I nodded, trying not to think of all those men and women and children who we had seen at the fair over the years. It was too awful to think about the infected flooding into the parade and attacking them, turning them against their own families and friends within moments.
I shivered as I pushed the thought from my head. I smiled at him.
“The good news is that Gina is okay. So what do you say we head on out her way and show her that her baby brother is alive and well.”
Cultivate a good relationship with your spouse’s family. You never know when you might need shelter from a zombie storm.
Gina lived out in a little three-bedroom rambler just outside of town which was situated on about three acres of pristine land that she rented out to farmers for their crops.

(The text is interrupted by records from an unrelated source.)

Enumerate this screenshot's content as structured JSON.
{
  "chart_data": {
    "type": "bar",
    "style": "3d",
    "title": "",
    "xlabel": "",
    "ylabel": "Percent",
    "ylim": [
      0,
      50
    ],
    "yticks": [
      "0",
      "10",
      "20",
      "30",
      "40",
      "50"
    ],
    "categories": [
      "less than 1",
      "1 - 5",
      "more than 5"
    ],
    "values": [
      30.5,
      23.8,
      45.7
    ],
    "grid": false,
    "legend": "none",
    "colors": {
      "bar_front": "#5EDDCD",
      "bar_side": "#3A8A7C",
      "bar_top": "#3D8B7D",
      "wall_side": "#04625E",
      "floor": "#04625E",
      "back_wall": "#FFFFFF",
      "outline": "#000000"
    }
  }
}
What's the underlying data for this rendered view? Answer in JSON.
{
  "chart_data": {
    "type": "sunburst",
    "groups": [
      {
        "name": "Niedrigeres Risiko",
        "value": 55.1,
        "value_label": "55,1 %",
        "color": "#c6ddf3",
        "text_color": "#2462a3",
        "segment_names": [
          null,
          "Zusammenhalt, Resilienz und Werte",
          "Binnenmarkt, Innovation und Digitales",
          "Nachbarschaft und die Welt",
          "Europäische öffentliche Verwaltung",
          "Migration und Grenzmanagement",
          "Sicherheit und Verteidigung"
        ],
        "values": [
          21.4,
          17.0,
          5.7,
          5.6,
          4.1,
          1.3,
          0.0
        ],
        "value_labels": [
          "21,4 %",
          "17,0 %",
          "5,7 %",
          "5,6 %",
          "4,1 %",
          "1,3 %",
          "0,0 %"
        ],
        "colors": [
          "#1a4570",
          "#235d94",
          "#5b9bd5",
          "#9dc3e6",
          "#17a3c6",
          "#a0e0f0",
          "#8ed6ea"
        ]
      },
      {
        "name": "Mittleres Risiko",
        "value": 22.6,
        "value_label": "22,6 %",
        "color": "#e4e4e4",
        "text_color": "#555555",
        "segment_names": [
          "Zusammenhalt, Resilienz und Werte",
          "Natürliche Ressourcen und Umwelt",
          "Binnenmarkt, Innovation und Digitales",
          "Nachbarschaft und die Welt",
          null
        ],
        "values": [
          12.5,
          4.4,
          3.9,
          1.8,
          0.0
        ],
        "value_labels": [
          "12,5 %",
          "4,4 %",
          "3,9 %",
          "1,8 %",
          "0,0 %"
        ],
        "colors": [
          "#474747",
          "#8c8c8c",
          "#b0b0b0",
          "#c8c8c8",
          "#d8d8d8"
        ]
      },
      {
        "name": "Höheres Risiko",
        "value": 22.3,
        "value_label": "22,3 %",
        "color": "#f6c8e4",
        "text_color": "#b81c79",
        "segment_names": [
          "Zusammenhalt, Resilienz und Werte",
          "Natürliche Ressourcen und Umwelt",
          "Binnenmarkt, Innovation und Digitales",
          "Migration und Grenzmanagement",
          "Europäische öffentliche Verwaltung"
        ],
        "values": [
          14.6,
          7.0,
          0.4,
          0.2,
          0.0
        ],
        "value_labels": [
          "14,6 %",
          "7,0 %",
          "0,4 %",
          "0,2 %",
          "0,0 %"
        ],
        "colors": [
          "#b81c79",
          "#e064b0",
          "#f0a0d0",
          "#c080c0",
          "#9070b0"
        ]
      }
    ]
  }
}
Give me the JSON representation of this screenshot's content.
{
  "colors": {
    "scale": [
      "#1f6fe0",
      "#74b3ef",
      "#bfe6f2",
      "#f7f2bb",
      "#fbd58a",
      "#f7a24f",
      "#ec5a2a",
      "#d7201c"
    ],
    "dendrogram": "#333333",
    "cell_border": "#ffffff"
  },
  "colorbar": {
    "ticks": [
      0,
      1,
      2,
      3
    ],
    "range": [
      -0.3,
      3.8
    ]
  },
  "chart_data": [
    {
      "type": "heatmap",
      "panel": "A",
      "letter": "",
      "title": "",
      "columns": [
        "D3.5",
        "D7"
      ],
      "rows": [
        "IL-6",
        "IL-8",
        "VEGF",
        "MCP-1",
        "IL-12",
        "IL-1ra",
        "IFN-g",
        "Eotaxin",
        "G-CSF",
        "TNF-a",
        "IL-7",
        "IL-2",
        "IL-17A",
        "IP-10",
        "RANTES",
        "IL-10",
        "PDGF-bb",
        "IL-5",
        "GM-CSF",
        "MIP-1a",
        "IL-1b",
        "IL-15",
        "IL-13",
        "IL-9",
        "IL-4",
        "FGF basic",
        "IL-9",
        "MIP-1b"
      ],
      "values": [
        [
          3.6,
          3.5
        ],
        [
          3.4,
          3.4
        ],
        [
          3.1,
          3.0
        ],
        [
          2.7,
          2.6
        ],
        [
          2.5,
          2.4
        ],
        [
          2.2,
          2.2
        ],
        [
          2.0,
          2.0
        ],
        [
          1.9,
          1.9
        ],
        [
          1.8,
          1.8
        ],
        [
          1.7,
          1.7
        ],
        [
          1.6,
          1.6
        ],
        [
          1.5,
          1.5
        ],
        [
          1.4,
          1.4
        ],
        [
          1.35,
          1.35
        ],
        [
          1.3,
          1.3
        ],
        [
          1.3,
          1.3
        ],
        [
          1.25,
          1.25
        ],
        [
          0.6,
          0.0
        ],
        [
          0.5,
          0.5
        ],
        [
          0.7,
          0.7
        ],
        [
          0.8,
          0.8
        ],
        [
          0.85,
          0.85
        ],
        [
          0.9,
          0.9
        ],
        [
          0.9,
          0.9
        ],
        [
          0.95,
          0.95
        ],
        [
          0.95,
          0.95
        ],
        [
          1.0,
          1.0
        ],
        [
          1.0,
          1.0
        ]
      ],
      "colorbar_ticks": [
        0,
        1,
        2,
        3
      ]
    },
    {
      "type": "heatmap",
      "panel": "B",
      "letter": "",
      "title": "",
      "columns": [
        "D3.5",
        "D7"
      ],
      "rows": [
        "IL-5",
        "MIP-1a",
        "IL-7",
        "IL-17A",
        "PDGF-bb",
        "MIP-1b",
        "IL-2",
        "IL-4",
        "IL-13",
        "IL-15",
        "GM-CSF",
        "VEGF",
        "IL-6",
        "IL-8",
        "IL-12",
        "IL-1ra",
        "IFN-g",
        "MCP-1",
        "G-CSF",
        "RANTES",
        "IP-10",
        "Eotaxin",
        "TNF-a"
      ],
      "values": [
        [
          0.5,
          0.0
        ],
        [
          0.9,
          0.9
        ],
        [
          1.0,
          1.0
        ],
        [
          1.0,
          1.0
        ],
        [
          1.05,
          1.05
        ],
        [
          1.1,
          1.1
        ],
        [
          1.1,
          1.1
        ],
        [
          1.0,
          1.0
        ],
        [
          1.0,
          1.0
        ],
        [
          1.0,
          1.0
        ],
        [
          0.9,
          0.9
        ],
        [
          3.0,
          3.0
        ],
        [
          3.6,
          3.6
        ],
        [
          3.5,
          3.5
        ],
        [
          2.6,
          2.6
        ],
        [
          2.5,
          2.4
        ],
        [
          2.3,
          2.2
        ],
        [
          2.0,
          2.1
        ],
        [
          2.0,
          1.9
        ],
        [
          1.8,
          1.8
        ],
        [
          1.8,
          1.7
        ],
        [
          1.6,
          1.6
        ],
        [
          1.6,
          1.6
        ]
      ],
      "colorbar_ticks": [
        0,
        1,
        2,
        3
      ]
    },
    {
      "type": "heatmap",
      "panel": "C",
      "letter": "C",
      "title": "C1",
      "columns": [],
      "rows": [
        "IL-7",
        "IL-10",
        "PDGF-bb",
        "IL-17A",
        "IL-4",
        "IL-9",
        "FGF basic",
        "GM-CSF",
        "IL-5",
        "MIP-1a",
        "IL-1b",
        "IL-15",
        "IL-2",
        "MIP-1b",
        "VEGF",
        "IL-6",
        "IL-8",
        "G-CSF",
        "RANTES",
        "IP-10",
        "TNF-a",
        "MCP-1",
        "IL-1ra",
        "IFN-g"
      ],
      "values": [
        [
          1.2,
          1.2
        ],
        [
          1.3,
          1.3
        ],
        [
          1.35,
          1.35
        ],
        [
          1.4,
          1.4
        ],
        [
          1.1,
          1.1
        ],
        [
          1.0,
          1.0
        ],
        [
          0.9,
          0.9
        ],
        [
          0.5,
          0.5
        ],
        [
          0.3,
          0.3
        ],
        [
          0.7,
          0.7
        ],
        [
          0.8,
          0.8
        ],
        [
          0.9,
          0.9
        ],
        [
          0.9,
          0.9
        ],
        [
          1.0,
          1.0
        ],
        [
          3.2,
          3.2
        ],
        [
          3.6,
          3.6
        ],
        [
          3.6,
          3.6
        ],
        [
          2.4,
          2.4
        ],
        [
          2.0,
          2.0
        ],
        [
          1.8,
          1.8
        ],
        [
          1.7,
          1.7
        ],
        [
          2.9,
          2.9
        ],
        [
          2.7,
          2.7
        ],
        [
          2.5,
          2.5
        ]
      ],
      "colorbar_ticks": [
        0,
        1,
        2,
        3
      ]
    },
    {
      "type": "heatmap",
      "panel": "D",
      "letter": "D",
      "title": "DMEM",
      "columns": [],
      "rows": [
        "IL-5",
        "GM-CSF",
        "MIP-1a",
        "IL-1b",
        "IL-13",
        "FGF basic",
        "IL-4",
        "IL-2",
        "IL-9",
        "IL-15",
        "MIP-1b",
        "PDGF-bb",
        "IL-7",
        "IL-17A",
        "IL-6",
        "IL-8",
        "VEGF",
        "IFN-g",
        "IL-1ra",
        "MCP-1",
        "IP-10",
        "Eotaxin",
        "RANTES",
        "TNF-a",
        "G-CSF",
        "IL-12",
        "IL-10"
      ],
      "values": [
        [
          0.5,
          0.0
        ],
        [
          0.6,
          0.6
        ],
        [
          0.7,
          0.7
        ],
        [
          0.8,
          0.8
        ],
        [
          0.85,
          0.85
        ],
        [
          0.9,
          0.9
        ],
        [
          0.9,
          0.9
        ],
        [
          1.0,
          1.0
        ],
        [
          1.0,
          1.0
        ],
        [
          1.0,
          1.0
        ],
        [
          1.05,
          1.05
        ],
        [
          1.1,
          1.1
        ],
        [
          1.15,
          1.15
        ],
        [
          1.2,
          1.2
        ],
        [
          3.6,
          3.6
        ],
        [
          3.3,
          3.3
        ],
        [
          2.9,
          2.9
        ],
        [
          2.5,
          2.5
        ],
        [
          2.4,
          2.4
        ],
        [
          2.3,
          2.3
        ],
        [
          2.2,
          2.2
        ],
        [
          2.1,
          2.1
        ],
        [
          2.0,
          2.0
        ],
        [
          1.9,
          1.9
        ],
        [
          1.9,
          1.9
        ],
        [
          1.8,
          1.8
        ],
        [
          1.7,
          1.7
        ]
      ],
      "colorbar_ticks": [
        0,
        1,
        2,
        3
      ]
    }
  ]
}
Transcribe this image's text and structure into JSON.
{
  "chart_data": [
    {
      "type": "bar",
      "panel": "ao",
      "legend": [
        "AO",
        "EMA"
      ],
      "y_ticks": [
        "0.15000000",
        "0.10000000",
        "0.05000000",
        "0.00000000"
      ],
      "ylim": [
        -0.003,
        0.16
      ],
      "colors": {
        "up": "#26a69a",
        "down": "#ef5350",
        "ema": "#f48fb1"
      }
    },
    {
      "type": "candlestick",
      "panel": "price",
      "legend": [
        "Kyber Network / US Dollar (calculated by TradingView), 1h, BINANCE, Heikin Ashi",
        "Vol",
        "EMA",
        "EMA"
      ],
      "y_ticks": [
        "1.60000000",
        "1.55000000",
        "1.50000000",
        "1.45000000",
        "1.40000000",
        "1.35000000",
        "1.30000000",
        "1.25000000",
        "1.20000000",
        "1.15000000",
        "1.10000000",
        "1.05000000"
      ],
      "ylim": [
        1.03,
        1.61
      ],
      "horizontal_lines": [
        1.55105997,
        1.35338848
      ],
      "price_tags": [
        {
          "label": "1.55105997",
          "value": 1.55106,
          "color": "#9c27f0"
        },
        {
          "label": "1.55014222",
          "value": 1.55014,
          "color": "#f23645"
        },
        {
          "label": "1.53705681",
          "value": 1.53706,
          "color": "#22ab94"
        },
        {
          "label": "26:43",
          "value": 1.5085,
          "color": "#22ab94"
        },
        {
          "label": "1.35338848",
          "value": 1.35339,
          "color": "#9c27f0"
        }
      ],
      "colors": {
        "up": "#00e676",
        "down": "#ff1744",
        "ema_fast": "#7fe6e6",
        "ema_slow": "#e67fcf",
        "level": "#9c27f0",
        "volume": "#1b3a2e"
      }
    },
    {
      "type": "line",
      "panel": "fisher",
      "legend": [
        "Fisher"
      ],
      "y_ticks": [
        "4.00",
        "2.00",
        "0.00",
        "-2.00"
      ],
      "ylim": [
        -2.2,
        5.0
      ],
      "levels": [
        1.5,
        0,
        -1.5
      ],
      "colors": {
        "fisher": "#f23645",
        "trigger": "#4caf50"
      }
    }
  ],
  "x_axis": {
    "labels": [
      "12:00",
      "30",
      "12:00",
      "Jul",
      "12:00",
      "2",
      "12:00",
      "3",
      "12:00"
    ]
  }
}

She had gotten it in a divorce settlement with her high school boyfriend-turned-husband a few years back, along with pretty much everything else the poor guy ever had. I think he’d had to move back in with his parents by the time she was through with him. I’d always felt bad for him, really.
I guess I was the only one.
By the time we reached the house, the afternoon was getting long and the sun was starting to set. As we got out, I looked around for any signs of the infected, but in this secluded place there weren’t any, or they were just too hidden to see. The house was intact with no broken windows or obvious blood or sludge on the grass, walls or door.
“Looks okay,” Dave said with a relieved sigh, but the tension didn’t leave his shoulders. I guessed it wouldn’t until we’d seen Gina for ourselves.
I nodded as we went up to the door. I knocked and then stepped back. It was a good thing I did because the inside door flew open and the quiet afternoon was shattered by the explosive shot of a shotgun. The glass storm door shattered and Dave and I dove for cover in opposite directions to avoid the spray of pellets.